Lord Justice of Appeal
- In office 1988–1995

Justice of the High Court
- In office 1982–1988

= Michael Mann (judge) =

English judge

Sir Michael Mann, PC (9 December 1930 – 14 June 1998) was an English judge. He was a Lord Justice of Appeal from 1988 to 1995.

== Biography ==
Born in Streatham, Michael was the son of Adrian Bernard Mann, CBE, a civil engineer, and of Mary Louise Man (née Keen).

Mann was educated at Whitgift School and King's College, London, where he read Law and took a PhD in international law. Called to the Bar by Gray's Inn in 1953, he worked as a part-time legal assistant at the Foreign Office until 1956 and lectured at the London School of Economics until 1964.

He began to practise at the bar in 1955, specialising in planning law. He was Junior Counsel to the Land Commission (Common Law) between 1967 and 1971, and took silk in 1972. He was appointed a recorder in 1979.

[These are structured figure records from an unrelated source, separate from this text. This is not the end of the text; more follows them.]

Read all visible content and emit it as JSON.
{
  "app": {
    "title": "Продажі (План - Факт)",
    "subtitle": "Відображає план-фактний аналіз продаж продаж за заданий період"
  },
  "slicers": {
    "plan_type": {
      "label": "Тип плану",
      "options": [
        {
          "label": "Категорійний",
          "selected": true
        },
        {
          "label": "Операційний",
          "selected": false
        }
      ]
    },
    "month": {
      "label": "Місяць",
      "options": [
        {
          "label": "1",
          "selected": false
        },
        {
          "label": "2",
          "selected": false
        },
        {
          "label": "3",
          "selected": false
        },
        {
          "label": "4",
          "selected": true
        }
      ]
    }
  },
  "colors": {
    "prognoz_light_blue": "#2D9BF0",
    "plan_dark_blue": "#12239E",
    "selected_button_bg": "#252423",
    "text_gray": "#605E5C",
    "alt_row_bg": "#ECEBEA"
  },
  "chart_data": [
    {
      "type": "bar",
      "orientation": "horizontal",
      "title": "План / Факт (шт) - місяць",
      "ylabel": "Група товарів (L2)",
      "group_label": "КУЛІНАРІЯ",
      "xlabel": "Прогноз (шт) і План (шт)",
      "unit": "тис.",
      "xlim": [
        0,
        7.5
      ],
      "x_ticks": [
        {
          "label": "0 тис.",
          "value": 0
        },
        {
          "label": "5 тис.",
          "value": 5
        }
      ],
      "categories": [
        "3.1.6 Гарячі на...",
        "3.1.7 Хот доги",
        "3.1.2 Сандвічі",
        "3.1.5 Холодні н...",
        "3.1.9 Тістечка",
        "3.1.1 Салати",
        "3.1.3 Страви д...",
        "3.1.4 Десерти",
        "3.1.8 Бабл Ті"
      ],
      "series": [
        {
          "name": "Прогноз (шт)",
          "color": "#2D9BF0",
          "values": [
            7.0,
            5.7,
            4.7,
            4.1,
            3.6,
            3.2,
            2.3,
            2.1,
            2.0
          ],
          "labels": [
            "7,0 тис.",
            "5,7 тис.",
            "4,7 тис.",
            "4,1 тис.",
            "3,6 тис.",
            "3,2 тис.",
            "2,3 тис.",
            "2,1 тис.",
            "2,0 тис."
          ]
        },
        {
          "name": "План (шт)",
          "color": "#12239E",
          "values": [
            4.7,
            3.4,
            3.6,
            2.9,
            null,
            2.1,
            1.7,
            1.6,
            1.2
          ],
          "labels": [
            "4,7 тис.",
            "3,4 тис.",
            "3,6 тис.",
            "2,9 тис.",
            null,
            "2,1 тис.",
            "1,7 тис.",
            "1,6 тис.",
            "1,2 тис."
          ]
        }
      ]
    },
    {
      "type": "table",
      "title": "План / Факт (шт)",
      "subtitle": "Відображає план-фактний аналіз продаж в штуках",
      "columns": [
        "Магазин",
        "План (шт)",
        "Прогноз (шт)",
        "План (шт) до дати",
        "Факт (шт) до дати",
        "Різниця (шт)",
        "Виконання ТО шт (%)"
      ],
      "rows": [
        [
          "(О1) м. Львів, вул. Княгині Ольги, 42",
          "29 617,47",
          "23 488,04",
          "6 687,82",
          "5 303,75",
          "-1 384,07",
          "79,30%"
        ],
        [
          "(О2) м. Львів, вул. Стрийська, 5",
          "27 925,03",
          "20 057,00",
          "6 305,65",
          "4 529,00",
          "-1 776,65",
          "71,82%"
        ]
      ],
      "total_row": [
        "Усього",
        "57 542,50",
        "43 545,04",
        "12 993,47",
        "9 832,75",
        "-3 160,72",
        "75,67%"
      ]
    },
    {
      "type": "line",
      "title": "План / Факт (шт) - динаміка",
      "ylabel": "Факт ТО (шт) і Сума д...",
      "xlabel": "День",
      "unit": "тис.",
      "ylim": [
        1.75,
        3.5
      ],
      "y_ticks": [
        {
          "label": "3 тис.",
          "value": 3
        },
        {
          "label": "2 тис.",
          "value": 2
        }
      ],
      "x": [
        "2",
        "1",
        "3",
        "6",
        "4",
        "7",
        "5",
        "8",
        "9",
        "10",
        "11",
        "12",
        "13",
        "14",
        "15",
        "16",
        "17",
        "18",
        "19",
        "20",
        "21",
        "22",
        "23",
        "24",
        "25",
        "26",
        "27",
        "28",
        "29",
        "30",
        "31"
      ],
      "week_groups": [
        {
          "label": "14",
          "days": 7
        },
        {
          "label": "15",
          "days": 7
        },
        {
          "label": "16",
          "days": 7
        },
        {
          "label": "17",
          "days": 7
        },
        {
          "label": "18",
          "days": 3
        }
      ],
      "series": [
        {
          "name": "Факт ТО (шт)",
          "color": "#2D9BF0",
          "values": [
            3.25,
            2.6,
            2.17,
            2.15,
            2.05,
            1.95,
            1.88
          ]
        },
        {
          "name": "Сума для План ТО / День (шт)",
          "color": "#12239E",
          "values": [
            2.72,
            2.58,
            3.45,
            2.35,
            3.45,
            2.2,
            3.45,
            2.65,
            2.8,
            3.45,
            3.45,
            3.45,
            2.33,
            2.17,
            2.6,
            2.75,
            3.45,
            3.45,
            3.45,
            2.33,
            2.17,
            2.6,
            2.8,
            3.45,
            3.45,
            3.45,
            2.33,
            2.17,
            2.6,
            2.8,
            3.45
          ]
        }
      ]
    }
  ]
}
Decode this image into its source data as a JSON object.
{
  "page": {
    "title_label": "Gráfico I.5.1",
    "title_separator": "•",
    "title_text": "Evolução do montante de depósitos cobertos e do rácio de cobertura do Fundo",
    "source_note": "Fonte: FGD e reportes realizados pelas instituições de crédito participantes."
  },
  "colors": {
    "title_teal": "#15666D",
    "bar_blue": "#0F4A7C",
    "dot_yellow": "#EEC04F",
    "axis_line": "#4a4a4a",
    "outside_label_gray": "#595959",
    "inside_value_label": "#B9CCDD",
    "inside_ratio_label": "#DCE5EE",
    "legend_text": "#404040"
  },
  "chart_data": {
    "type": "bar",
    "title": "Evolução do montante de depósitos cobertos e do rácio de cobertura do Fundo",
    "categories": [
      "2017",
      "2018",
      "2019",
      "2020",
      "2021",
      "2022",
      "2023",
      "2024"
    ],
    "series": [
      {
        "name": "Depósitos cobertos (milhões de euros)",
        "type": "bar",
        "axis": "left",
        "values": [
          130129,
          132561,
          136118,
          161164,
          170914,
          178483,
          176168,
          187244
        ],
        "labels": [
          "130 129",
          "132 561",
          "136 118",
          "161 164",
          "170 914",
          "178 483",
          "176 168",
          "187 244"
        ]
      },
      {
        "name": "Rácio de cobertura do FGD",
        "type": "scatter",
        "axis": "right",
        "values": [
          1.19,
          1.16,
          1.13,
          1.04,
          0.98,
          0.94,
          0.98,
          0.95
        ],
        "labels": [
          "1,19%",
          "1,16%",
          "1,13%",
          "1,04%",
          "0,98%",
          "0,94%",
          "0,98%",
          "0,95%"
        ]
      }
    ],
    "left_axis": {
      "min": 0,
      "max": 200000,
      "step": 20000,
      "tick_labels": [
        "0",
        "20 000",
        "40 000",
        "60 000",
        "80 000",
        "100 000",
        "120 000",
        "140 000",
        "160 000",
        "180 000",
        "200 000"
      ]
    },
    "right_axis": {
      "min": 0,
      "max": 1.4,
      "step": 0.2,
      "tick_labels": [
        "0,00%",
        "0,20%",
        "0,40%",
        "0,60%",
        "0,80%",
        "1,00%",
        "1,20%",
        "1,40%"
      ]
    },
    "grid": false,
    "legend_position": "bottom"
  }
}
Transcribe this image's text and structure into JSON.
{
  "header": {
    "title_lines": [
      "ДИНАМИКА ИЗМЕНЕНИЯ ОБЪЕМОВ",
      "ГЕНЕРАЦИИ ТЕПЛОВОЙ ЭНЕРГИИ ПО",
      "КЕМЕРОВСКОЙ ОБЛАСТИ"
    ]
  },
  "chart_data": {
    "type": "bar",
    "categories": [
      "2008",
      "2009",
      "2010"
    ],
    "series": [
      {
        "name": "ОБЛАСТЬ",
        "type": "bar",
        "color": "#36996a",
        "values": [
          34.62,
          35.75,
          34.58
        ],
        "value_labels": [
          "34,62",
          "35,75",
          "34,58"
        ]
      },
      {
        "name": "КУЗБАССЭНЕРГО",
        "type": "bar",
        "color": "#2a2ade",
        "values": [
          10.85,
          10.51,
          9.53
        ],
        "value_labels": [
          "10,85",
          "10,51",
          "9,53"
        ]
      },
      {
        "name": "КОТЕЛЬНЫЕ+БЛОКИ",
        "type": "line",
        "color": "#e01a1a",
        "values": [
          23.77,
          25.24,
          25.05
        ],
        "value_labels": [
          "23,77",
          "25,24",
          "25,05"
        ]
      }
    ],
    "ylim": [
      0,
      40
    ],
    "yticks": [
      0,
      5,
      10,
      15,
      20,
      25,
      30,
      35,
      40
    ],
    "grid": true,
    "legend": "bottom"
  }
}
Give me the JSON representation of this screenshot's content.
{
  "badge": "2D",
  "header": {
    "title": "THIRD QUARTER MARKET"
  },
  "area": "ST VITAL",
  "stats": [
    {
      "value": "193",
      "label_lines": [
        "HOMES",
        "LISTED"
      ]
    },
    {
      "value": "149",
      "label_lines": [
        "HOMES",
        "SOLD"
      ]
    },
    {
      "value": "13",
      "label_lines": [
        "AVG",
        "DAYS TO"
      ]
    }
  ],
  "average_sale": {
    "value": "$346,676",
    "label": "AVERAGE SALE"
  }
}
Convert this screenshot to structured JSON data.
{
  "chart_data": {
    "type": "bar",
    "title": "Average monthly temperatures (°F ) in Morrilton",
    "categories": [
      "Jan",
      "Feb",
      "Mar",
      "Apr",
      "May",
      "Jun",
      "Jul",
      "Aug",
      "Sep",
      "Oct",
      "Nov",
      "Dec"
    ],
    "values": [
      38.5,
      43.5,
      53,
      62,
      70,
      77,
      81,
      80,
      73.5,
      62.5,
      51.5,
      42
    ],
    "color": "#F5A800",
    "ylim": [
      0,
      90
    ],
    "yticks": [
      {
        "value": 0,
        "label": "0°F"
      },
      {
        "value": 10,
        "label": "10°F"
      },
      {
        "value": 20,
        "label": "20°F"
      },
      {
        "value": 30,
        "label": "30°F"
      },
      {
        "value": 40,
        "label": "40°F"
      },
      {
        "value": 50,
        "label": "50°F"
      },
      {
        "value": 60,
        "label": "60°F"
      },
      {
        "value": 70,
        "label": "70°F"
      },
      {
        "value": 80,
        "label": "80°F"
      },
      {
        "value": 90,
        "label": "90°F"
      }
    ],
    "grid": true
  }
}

Mann was appointed a Justice of the High Court in 1982, and was assigned to the Queen's Bench Division. As a trial judge, he presided over the murder trial of Dean Hancock and Russell Shankland, who were convicted of the killing David Wilkie, a taxi driver, during the miners' strike of 1984–85. He was appointed a Lord Justice of Appeal in 1988, and retired in 1995 owing to ill-health. On the Court of Appeal, he participated in high-profile cases such as R (Factortame Ltd) v Secretary of State for Transport and R v Secretary of State for Foreign and Commonwealth Affairs, ex p Rees-Mogg. In 1991, he was one of the three judges who quashed the convictions of the Maguire Seven.

Mann married Jean Marjorie Bennett MRCVS in 1957; they had two sons. The marriage was dissolved in 1988. He married Audrey Edith Umpleby in 1989.